The order is probably as contentious as the great endianness debate, but I think one of the most awkward parts of having src, dst order is that subtraction looks backwards. I prefer dst, src because it corresponds closely with the direction of assignment in higher-level languages:
I'd love to see a version of this done using the linux amd64 syscall abi. I've written similar programs for 32bit linux (I know the syscall instruction by heart: int 0x80), but I understand 64bit is more complex.
I don't know if I would call it harder, it's just a bit different is all.
Here you go:
; Hello World, linux x86_64, nasm syntax
section .rodata ; Begin read only data section
hello: db "Hello, World",0x0a ; String, 0x0a is \n
hello_len equ $-hello ; $ is current address, length is address after string - address of start of string
section .text ; begin code section
global _start ; export _start so the linker can see it
_start: ; program entry point
mov rax, 1 ; write(2) syscall number
mov rdi, 1 ; stdout
mov rsi, hello ; string address
mov rdx, hello_len ; string length
syscall ; execute the write syscall
mov rax, 60 ; exit(2) syscall number
mov rdi, 0 ; exit status
syscall ; execute the exit syscall
As someone who hasn't touched assembly in over a decade but had been meaning to get back into it, this post actually gives me a good starting point. Thanks for sharing it!
As aw3c2 mentioned, it's the spacing, which I didn't realize, so even if I can shrink the font (which yes I know I can, but why should I be forced to change how the web page was intended to be viewed?) but then it'll be unreadable if I want to cover more ground than having to scroll because of all the comment.

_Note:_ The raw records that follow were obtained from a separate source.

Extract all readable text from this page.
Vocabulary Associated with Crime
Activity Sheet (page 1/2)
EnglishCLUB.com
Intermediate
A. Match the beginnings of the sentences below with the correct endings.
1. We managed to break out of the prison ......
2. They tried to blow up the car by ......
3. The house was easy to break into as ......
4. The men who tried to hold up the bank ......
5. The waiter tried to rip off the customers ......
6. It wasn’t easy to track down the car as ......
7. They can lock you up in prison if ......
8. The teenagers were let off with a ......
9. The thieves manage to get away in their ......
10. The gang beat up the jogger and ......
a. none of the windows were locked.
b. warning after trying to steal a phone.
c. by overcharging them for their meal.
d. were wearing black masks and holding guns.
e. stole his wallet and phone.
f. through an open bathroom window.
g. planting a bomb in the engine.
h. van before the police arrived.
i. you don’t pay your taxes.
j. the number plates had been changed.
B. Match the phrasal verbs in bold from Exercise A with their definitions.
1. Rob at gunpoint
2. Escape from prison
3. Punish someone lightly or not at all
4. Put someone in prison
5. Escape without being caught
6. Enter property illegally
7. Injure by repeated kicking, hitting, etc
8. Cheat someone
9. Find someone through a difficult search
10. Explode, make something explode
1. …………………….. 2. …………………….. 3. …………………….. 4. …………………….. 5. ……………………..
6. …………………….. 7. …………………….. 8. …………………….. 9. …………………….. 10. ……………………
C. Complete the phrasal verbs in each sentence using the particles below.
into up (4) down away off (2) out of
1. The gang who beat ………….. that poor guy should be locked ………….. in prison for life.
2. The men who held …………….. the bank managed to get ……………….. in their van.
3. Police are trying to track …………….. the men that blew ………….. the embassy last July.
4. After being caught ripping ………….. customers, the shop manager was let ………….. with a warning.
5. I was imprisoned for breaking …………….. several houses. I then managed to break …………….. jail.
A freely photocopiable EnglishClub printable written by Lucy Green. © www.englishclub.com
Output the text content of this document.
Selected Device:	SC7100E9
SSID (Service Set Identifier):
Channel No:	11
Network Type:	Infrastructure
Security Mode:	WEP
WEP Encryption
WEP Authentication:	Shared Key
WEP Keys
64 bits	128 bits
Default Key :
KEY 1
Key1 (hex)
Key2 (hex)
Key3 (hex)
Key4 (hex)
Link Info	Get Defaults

Yeah, line height is one of the biggest problems in web design. I have to change it on many text-heavy pages to make it readable.
It's not ideal, and should really fall upon designers to fix, but a workaround (in Chrome or Firefox) is to edit the page's source (either with Chrome webtools or Firebug) and add a line-height attribute to <p> or whatever tag or class is most applicable, and set it to something like 125% or 135%. Usually results in a much more readable page.